La stima dei rincari sui carburanti, benzina e gasolio, per imprese e famiglie piemontesi è pari a 807 milioni di euro rispetto al 2025, con un incremento del 19.7%. Si tratta di un impatto enorme per un settore in cui il carburante, prima della crisi, rappresentava circa il 20% dei costi aziendali, ma che oggi si aggira intorno al 30% per le imprese di autotrasporto, seconda voce più rilevante dopo il personale.
“Stop agli sconti sul carburante uguali per tutti – dichiara il presidente di Confartigianato Trasporti Piemonte, Giovanni Rosso – proteggiamo chi dal carburante dipende per lavorare e chi, per reddito o territorio, non ha vere alternative alla mobilità privata”.
Il sistema dell’autotrasporto piemontese è arrivato ad un punto critico: negli ultimi mesi il settore sta affrontando una tempesta perfetta, ovvero l’aumento dei costi operativi fuori controllo, i rapporti sempre più tesi con la committenza, margini talvolta ridotti all’osso e una volatilità dei prezzi che rende impossibile qualsiasi pianificazione nel medio periodo. L’ufficio studi della CGIA prevede per il 2026 un aggravio complessivo a livello nazionale pari a circa 13,6 miliardi di euro rispetto al 2025, con un incremento del 20,4%.
“Non possiamo più permetterci di procedere giorno per giorno – commenta Giovanni Rosso, presidente Confartigianato Imprese Piemonte Trasporti – gli interventi una tantum possono risolvere il problema momentaneamente, ma questi non sono più eventi eccezionali e sono diventati una prassi consolidata. Di fronte al caro carburante, la risposta più semplice sembra essere abbassare l’accisa per tutti, ma è anche una misura costosa e poco mirata; chiediamo che il prezzo del carburante sia stabilito una volta l’anno senza dover rincorrere le cifre sui tabelloni nei distributori che cambiano di continuo”.

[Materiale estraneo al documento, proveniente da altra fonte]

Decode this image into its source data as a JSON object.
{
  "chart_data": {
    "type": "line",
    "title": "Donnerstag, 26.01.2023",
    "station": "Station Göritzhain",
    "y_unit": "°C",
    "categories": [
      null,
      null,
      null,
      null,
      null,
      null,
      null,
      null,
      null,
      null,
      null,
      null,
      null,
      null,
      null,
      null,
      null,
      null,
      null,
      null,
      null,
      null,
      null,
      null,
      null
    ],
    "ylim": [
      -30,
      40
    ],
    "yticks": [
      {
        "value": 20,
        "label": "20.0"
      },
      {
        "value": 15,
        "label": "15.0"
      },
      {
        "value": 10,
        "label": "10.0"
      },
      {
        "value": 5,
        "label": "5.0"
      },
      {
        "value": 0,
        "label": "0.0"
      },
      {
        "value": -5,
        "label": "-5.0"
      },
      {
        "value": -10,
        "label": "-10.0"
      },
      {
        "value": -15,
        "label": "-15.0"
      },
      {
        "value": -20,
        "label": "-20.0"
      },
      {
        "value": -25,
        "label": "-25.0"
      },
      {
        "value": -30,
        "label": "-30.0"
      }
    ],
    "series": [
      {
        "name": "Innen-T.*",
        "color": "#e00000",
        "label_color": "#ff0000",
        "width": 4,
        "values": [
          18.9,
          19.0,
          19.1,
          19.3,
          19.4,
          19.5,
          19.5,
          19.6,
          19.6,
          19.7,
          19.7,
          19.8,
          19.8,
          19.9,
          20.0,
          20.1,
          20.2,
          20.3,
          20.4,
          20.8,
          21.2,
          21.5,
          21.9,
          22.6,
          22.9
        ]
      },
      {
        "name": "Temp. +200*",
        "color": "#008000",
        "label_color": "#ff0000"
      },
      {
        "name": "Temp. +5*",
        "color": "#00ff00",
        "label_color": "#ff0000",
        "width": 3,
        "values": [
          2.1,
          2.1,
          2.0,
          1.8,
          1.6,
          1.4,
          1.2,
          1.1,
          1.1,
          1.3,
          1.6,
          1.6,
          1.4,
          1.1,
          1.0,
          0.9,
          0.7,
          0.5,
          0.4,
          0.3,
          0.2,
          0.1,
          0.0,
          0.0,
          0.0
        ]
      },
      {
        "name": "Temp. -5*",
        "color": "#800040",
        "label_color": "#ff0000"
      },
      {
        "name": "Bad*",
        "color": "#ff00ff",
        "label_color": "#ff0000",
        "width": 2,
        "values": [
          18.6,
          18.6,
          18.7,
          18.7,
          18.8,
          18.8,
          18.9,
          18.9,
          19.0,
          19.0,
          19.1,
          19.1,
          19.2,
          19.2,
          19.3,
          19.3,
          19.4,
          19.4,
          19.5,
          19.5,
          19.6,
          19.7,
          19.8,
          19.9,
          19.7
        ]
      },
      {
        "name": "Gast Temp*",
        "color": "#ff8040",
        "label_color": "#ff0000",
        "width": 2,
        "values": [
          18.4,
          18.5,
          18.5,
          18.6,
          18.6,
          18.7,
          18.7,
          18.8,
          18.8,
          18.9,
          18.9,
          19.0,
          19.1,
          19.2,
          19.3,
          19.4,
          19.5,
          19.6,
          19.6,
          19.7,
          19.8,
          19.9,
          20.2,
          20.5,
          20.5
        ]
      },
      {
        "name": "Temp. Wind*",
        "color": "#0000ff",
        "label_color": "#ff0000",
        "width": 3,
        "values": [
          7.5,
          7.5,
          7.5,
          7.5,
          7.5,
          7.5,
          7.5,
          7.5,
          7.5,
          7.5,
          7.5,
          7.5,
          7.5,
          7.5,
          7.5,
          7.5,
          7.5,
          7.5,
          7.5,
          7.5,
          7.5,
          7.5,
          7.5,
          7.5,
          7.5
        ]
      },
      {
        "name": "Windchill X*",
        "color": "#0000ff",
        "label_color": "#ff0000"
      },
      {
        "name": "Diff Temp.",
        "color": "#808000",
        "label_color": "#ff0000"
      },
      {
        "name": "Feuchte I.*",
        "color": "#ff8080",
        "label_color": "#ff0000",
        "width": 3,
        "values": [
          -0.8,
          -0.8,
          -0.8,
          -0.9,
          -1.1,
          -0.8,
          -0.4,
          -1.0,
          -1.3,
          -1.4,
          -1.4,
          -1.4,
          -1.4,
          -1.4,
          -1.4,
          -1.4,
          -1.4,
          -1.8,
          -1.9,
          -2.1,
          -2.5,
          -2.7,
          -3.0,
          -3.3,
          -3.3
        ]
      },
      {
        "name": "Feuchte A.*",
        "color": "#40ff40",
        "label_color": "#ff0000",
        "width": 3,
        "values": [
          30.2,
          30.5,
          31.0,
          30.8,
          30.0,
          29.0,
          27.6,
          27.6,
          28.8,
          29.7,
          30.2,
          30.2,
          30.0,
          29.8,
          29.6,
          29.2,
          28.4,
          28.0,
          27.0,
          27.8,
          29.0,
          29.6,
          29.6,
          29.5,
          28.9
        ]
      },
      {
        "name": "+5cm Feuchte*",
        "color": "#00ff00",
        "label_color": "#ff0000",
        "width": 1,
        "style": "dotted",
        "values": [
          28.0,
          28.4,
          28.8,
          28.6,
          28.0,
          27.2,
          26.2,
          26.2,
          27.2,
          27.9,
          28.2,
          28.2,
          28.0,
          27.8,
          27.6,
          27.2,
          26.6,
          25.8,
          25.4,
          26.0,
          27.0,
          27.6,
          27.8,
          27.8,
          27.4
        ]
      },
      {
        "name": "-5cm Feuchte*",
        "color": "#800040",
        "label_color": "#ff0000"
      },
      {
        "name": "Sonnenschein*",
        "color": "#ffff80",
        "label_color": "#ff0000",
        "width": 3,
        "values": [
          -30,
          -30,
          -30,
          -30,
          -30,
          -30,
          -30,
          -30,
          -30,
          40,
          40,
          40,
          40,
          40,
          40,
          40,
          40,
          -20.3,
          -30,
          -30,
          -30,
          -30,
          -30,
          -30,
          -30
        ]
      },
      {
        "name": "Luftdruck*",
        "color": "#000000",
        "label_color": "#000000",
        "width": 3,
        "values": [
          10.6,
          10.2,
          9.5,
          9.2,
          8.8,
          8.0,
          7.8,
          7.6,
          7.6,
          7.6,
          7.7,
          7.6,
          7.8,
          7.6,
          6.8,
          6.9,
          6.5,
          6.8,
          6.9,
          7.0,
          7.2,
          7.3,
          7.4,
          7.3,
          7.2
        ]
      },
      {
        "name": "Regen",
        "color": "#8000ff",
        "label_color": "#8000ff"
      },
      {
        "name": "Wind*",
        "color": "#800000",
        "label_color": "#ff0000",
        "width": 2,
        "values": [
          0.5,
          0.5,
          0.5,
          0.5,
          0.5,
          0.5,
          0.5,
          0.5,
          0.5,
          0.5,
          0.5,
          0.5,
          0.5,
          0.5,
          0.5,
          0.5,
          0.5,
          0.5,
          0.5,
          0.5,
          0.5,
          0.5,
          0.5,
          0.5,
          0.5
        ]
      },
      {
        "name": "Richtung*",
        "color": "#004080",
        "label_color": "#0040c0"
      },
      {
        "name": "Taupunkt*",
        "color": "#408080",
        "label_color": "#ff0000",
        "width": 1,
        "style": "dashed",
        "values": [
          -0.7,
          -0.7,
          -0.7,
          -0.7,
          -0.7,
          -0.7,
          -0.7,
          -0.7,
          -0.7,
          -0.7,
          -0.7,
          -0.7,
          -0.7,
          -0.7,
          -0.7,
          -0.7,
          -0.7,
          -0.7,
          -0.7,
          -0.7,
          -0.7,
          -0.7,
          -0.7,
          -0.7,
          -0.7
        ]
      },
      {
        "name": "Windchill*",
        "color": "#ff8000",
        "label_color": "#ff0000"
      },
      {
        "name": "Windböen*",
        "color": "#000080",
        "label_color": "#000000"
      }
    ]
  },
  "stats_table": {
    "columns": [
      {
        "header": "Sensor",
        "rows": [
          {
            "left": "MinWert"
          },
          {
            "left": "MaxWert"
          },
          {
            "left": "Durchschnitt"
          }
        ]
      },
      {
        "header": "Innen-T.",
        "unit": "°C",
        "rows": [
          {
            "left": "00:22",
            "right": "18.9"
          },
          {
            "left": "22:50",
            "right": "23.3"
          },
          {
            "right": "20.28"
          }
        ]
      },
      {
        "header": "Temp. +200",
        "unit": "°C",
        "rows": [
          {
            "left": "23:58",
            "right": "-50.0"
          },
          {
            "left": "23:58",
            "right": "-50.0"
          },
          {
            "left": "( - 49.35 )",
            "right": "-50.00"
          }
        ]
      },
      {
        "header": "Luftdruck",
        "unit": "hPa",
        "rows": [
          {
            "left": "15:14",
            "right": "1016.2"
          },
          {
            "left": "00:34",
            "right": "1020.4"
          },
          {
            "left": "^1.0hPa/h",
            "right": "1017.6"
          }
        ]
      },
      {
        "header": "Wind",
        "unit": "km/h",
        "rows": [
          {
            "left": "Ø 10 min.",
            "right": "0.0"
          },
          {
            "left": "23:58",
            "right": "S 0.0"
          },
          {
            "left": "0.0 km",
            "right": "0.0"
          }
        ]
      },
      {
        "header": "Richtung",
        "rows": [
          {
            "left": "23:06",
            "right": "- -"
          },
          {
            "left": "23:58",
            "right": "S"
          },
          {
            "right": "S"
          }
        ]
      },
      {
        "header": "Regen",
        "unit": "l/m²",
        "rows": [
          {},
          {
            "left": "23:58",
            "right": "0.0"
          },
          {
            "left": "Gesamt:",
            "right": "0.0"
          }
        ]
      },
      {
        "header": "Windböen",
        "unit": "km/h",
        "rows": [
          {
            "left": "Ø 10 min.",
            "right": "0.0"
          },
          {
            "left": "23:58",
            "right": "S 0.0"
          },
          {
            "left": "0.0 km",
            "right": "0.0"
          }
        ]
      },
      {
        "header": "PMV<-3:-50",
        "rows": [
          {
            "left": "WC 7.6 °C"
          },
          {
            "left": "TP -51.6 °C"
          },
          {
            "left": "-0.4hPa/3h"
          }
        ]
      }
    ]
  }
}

“Il governo, con uno stanziamento di 130 milioni di euro, ha ridotto fino al 5 settembre l’accisa sul gasolio, il problema è che non tutti utilizzano il carburante allo stesso modo – continua Giovanni Rosso – per un autotrasportatore è ormai una vice di costo aziendale. Per un pendolare che vive in un’area poco servita dai mezzi pubblici, è spesso una spesa obbligata. Per questo pensiamo che sia arrivato il momento di ragionare su un credito di mobilità responsabile, un aiuto temporaneo rivolto alle famiglie con redditi più bassi ai pendolari, e a chi vive nei territori dove l’auto è praticamente indispensabile. Invece di ridurre il prezzo di ogni litro per tutti, utilizziamo le risorse per aiutare veramente chi ne ha bisogno”.

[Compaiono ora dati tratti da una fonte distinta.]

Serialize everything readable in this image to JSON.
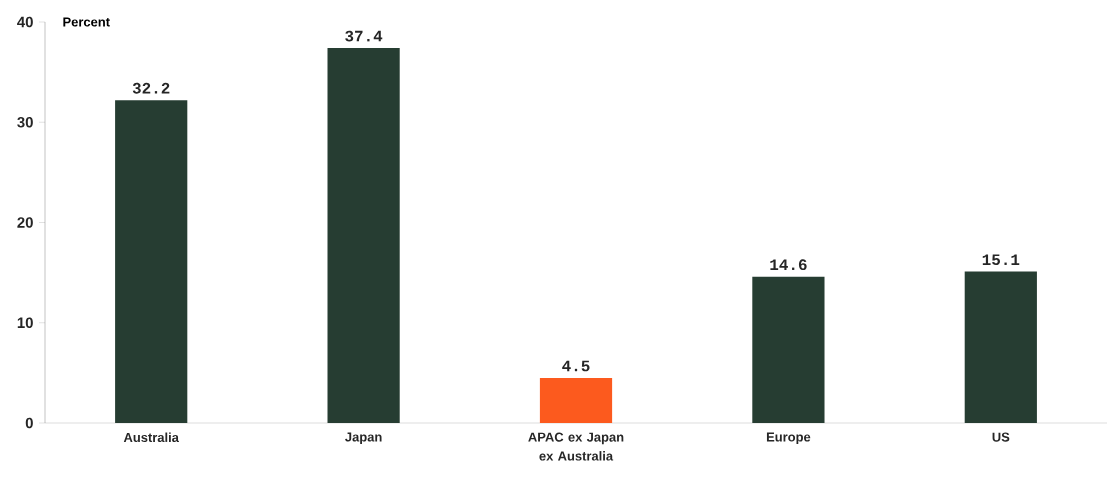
{
  "chart_data": {
    "type": "bar",
    "ylabel": "Percent",
    "categories": [
      "Australia",
      "Japan",
      "APAC ex Japan ex Australia",
      "Europe",
      "US"
    ],
    "values": [
      32.2,
      37.4,
      4.5,
      14.6,
      15.1
    ],
    "colors": [
      "#263d32",
      "#263d32",
      "#fc5a1e",
      "#263d32",
      "#263d32"
    ],
    "ylim": [
      0,
      40
    ],
    "yticks": [
      0,
      10,
      20,
      30,
      40
    ],
    "data_labels": true,
    "grid": false
  }
}
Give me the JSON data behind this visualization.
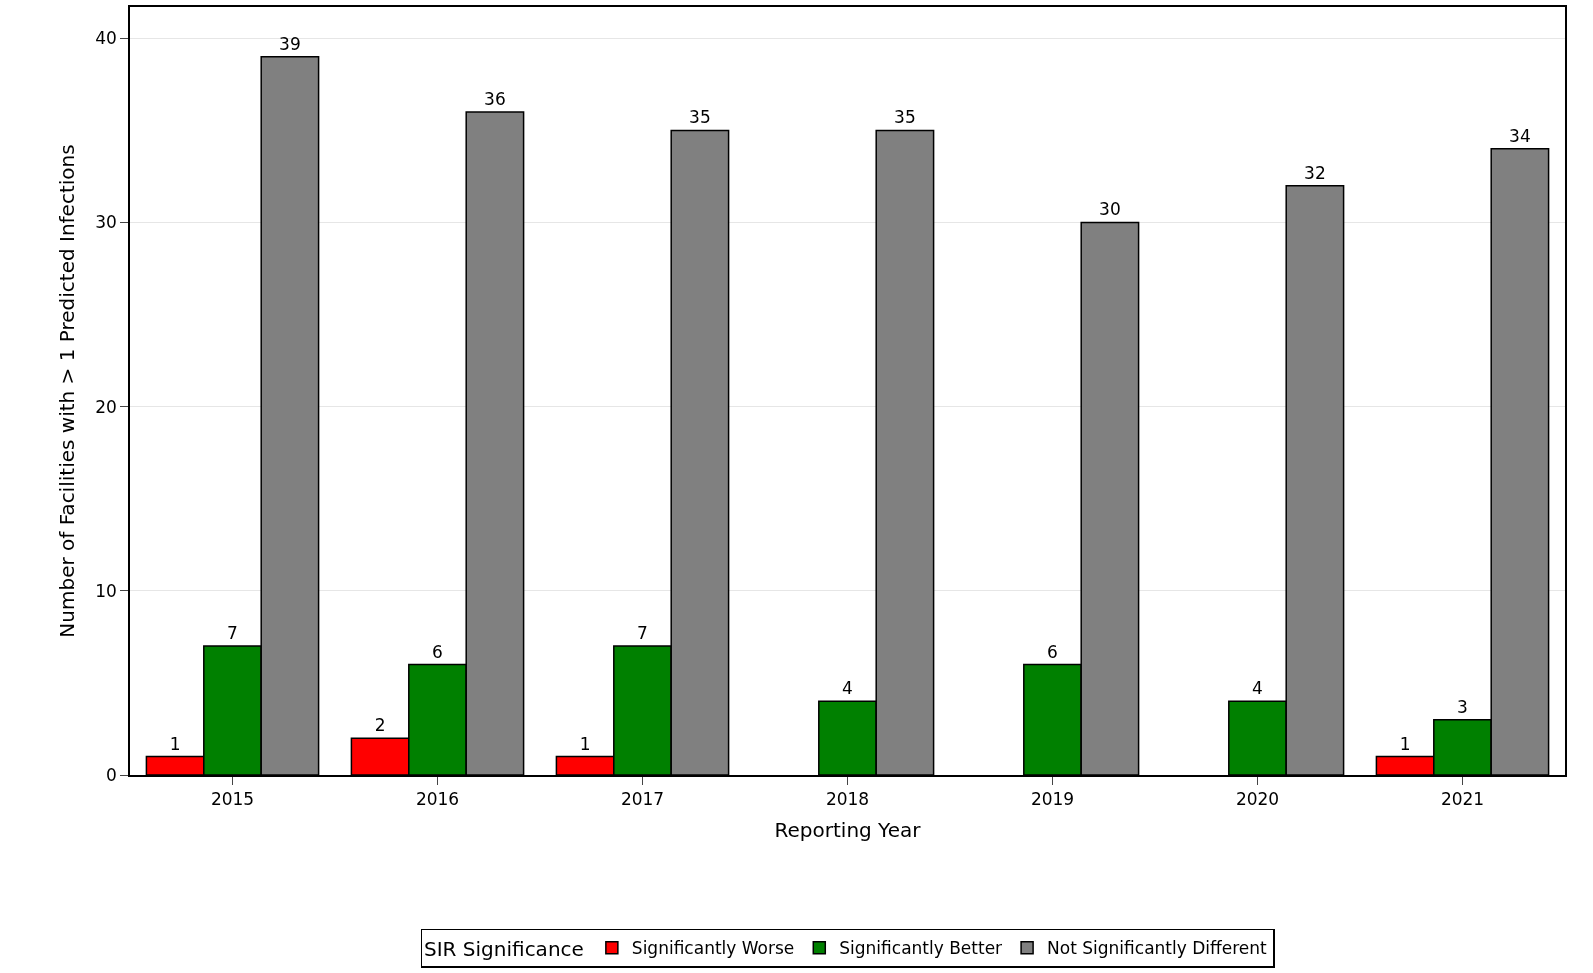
{
  "chart_data": {
    "type": "bar",
    "xlabel": "Reporting Year",
    "ylabel": "Number of Facilities with > 1 Predicted Infections",
    "legend_title": "SIR Significance",
    "categories": [
      "2015",
      "2016",
      "2017",
      "2018",
      "2019",
      "2020",
      "2021"
    ],
    "series": [
      {
        "name": "Significantly Worse",
        "color": "#ff0000",
        "values": [
          1,
          2,
          1,
          null,
          null,
          null,
          1
        ]
      },
      {
        "name": "Significantly Better",
        "color": "#008000",
        "values": [
          7,
          6,
          7,
          4,
          6,
          4,
          3
        ]
      },
      {
        "name": "Not Significantly Different",
        "color": "#808080",
        "values": [
          39,
          36,
          35,
          35,
          30,
          32,
          34
        ]
      }
    ],
    "ylim": [
      0,
      41.7
    ],
    "yticks": [
      0,
      10,
      20,
      30,
      40
    ],
    "grid": "y",
    "legend": "bottom",
    "data_labels": true
  }
}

“Per l’autotrasporto serve invece una risposta specifica – conclude Rosso – il governo ha già riconosciuto la particolarità del settore attraverso un credito d’imposta legato all’aumento del costo del gasolio, ma non è sufficiente. Chiediamo che venga riconosciuto alla categoria dell’autotrasporto un prezzo agevolato, come avviene per l’agricoltura e la pesca, e infine l’abolizione dell’Iva al 22% sulle accise. È questa la strada che riteniamo debba essere percorsa: interventi mirati per le imprese e sostegni mirati per le famiglie, invece di distribuire le stesse risorse indistintamente”.
Anche a livello europeo, la direzione è quella di interventi temporanei mirati verso i settori più esposti, e mentre all’autotrasporto viene chiesto di investire nella transizione verso mezzi e tecnologie più sostenibili, è necessario evitare che l’emergenza energetica ne riduca la capacità d’investimento. La proposta è semplice: basta ai tagli lineari per tutti e una nuova direzione verso un sostegno mirato all’autotrasporto e un credito di mobilità rimborsabile per le famiglie che ne hanno bisogno.